The tremble didn’t slip past Kyle. He tossed another log on the fire, sending a spiral of sparks up into the night. He tracked their progress until the last one burned out, and then he turned and pulled his T-shirt over his head.
My heart skipped at the sight of his broad back and all that skin. Almost immediately, though, my eyes were drawn to the five scars that ran from his shoulders to his waist. They didn’t mar his beauty—in a strange way they almost added to it—but they would forever mark him as infected. As a werewolf.
I slipped a hand under my jacket and touched the quarter-sized circle of scar tissue—a souvenir from a bullet—on my own shoulder. It wasn’t my only scar, but it was the most recent. Neither of us had made it through the past few months unscathed. Our wounds were like stories: they spelled out victories and losses across our skin.
Kyle tossed his shirt toward the tent as he turned back to me. The light from the fire highlighted the strong planes and angles of his face while leaving his eyes full of shadows. “Maybe this isn’t such a great idea, Mac.” His voice was neutral, but there was an undercurrent of uncertainty beneath the words.
“It is,” I said softly.
Kyle had come closer to embracing his wolf side since Colorado, but deep down, part of him still worried he was a monster. I loved and accepted him, but until he accepted himself, his infection would always be between us.
The woods had been my idea.
We both needed a break and Kyle had mentioned, once, that the forest seemed to bring the wolf closer to the surface. He had transformed in front of me before, but always in life-or-death situations when he’d had no choice. For once, I wanted to see him transform when someone wasn’t trying to kill us.
I wanted to prove that I really wasn’t afraid of him.
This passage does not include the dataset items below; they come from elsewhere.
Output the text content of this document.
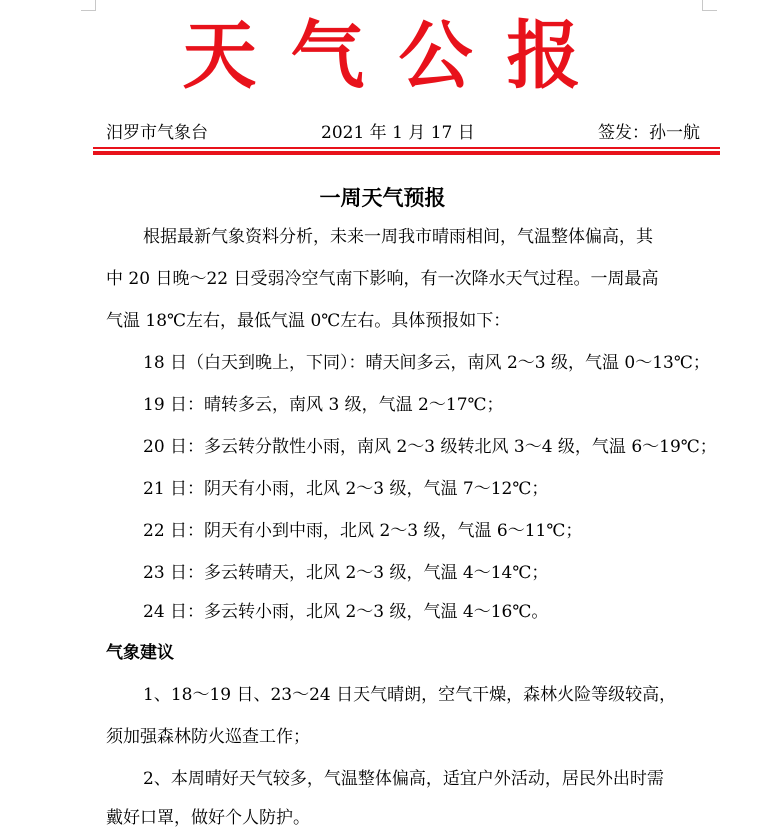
天 气 公 报
汨罗市气象台	2021 年 1 月 17 日	签发：孙一航
一周天气预报
根据最新气象资料分析，未来一周我市晴雨相间，气温整体偏高，其
中 20 日晚～22 日受弱冷空气南下影响，有一次降水天气过程。一周最高
气温 18℃左右，最低气温 0℃左右。具体预报如下：
18 日（白天到晚上，下同）：晴天间多云，南风 2～3 级，气温 0～13℃；
19 日：晴转多云，南风 3 级，气温 2～17℃；
20 日：多云转分散性小雨，南风 2～3 级转北风 3～4 级，气温 6～19℃；
21 日：阴天有小雨，北风 2～3 级，气温 7～12℃；
22 日：阴天有小到中雨，北风 2～3 级，气温 6～11℃；
23 日：多云转晴天，北风 2～3 级，气温 4～14℃；
24 日：多云转小雨，北风 2～3 级，气温 4～16℃。
气象建议
1、18～19 日、23～24 日天气晴朗，空气干燥，森林火险等级较高，
须加强森林防火巡查工作；
2、本周晴好天气较多，气温整体偏高，适宜户外活动，居民外出时需
戴好口罩，做好个人防护。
He didn’t look convinced. “We don’t have to do this tonight. We can go back to town. Do something normal . . .”
I made a small, skeptical noise. Like anything in Hemlock was normal right now. The town had become Tracker central over the past week. Members of the right-wing anti-werewolf group were around every corner; you couldn’t throw a rock without hitting someone with a black dagger tattooed on their neck.
“Are you sure all this stalling isn’t just fear of me seeing you naked?”